In diesem Beispiel fällt die Kartenprojektion auf (1); also die Umbrechung einer dreidrimensionalen Krümmung in einer zweidimensionalen Darstellung. Auch die Kartenprojektion ist ein Ergebnis jener Referenzierungsordnung, die in diesem Video bestritten wird. Wenn diese Refeenzierungsordnung aber nicht zuverlässig wäre, dann kann man sich auch nicht auf die Kartenprojketion verlassen, was jeder Kartograph übrigens zugeben würde, weil die Projektion auch anders vorgenommen werden kann. Einfach formuliert: eine jede Kartenprojektion ist unzuverlässig, denn genau dies wird in der Referenzierungsordnung vorausgesetzt. Es wird in dem Video nur die Zuverlässigkeit der Kartenprojektion bestritten, aber dies wiederum wird in der Referenzierungsordnung zugegeben, was nur heißt: wird eine dreidimensionale Krümmung auf eine zweidimensionale Fläche übertragen, ergeben sich daraus keine beliebig verlässlichen Umrissgestalten und Entfernungsangaben.

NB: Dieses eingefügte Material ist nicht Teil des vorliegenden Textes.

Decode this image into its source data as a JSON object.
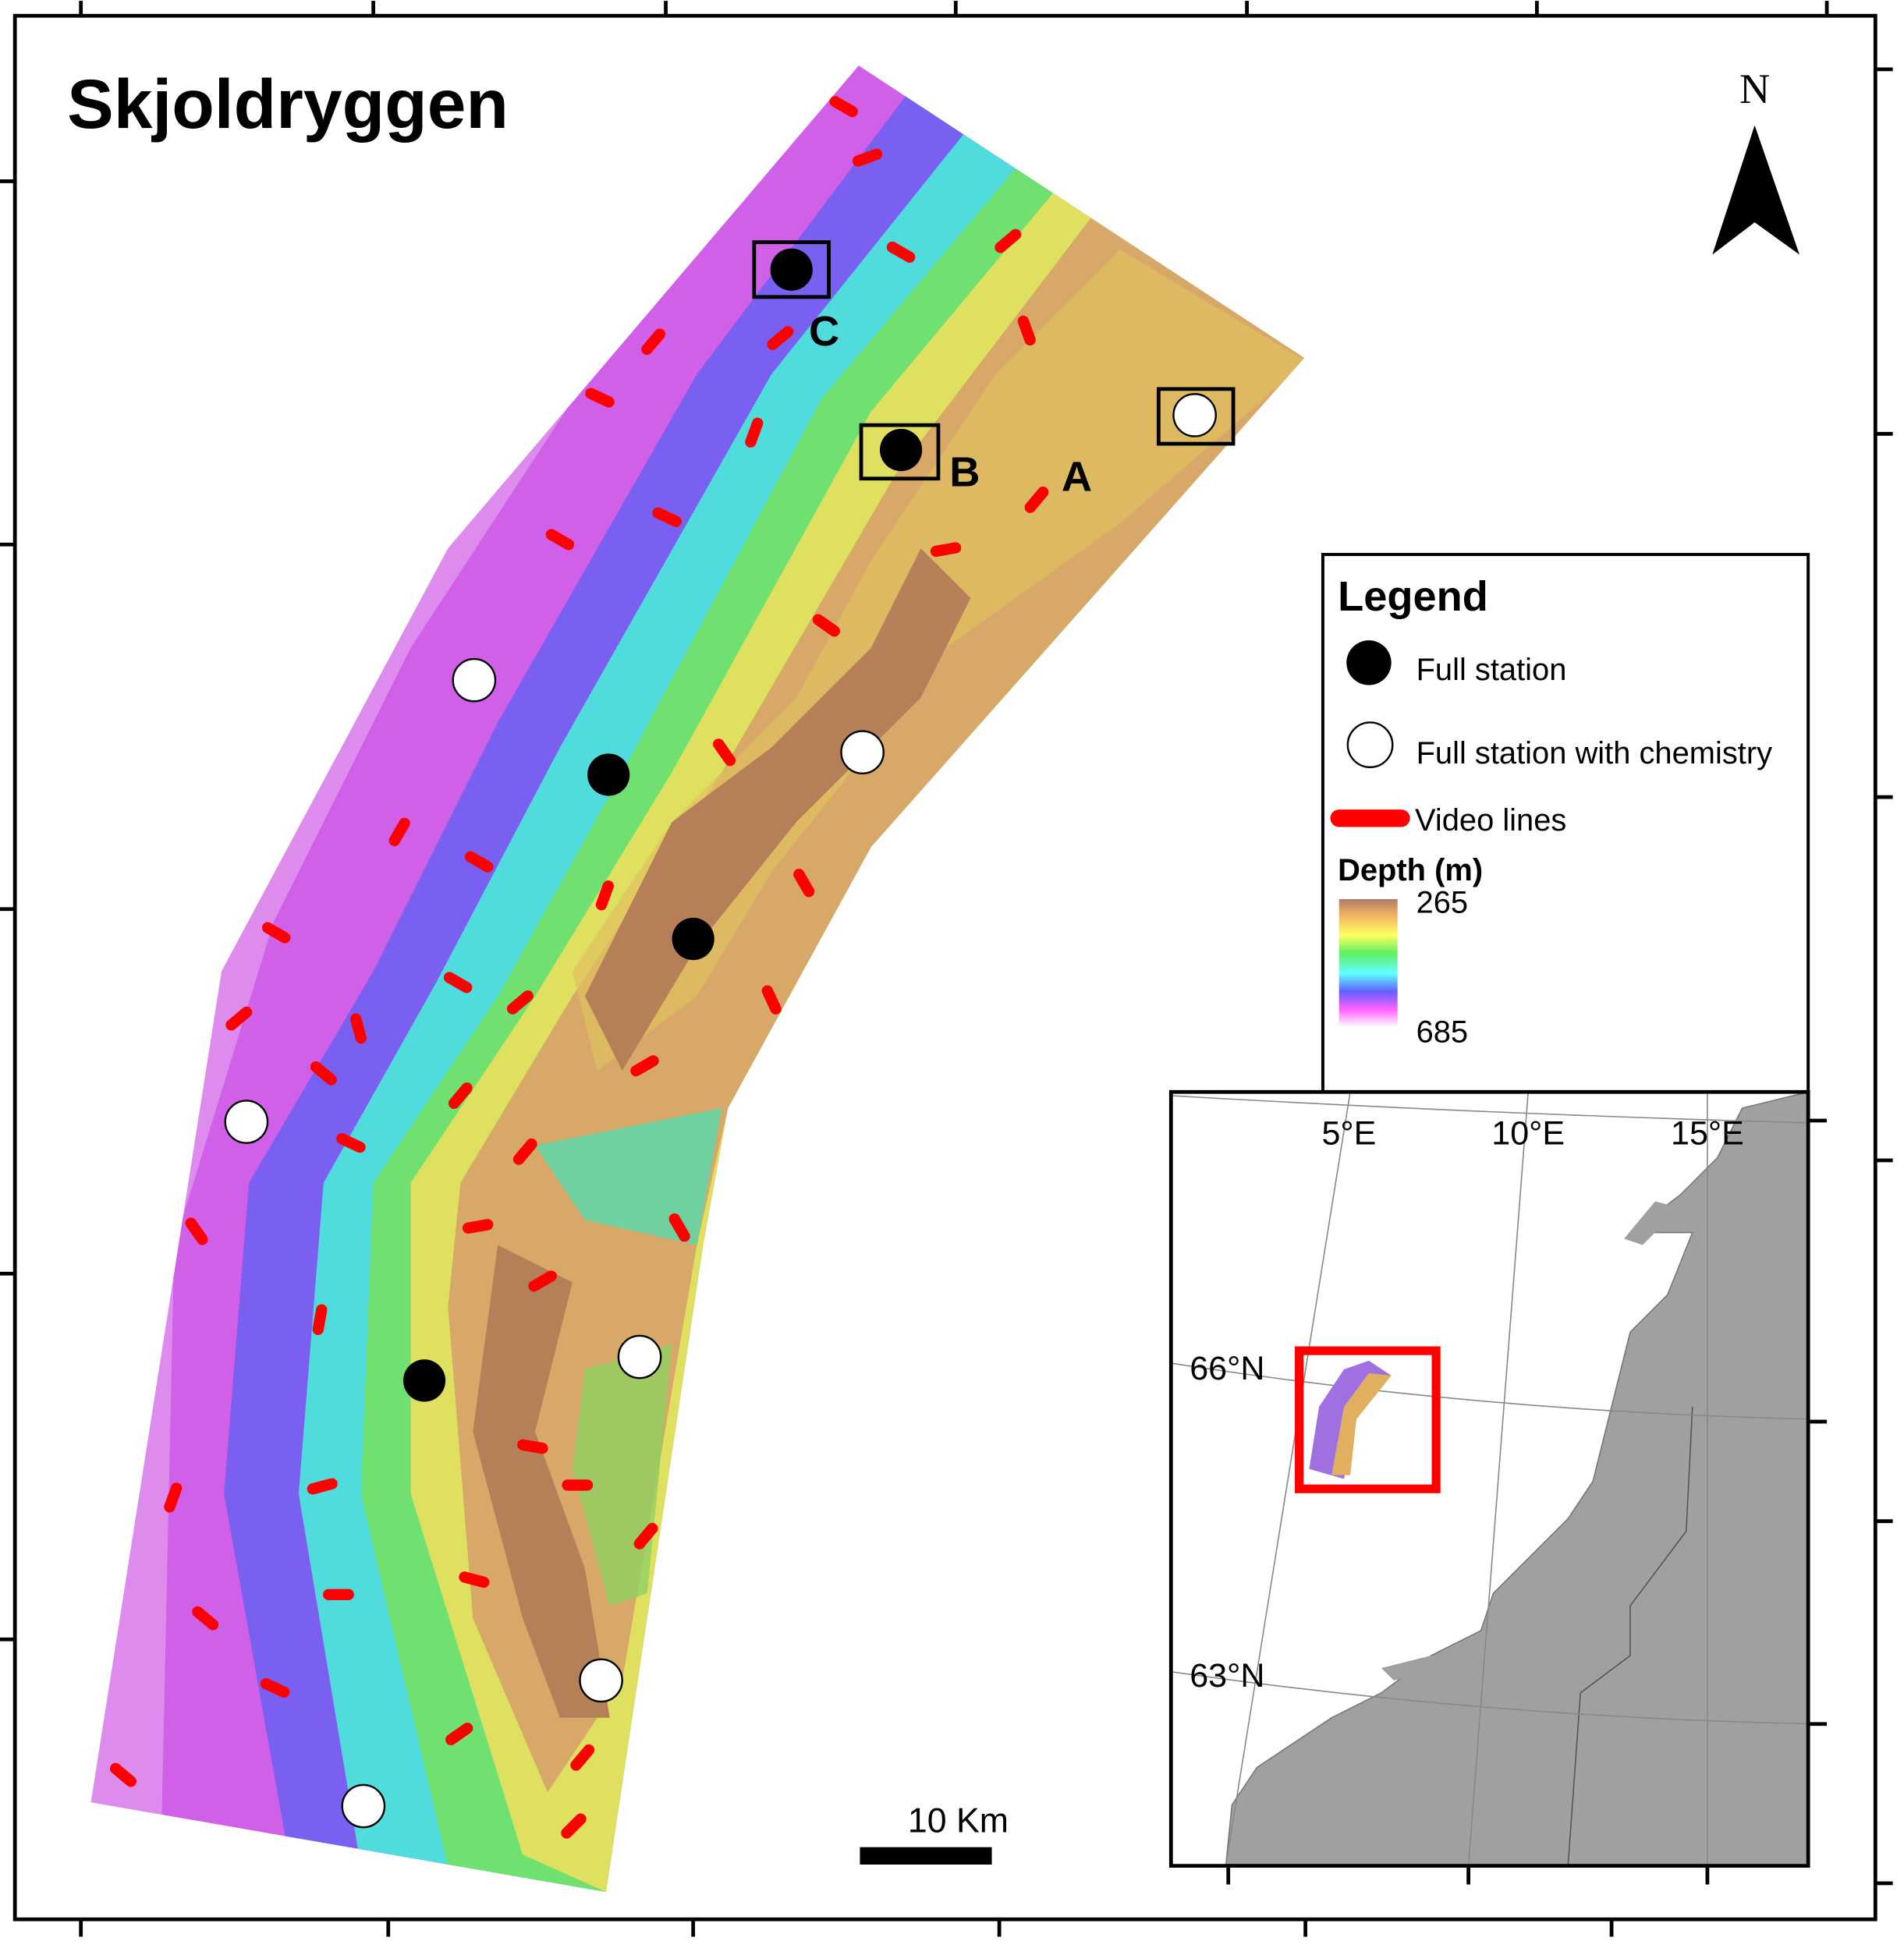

Will man eine zuverlässige Kartenprojektion einer Fläche auf eine massstabsgerechte kleinere Fläche vornehmen, müsste man erst eine solche Karte selber herstellen. Man müsste die Karte einer flachen Erde von der flachen Erde selbst abnehmen.
Dass der Kommentator davon nichts wissen will, könnte man ihm zum Nachteil auslegen. Man kann sich aber auch fragen, wie es möglich wird, dass eine gute geordnete Referenzierungsstruktur wie die Kugelgestalt der Erde mancherorts nicht überzeugen kann.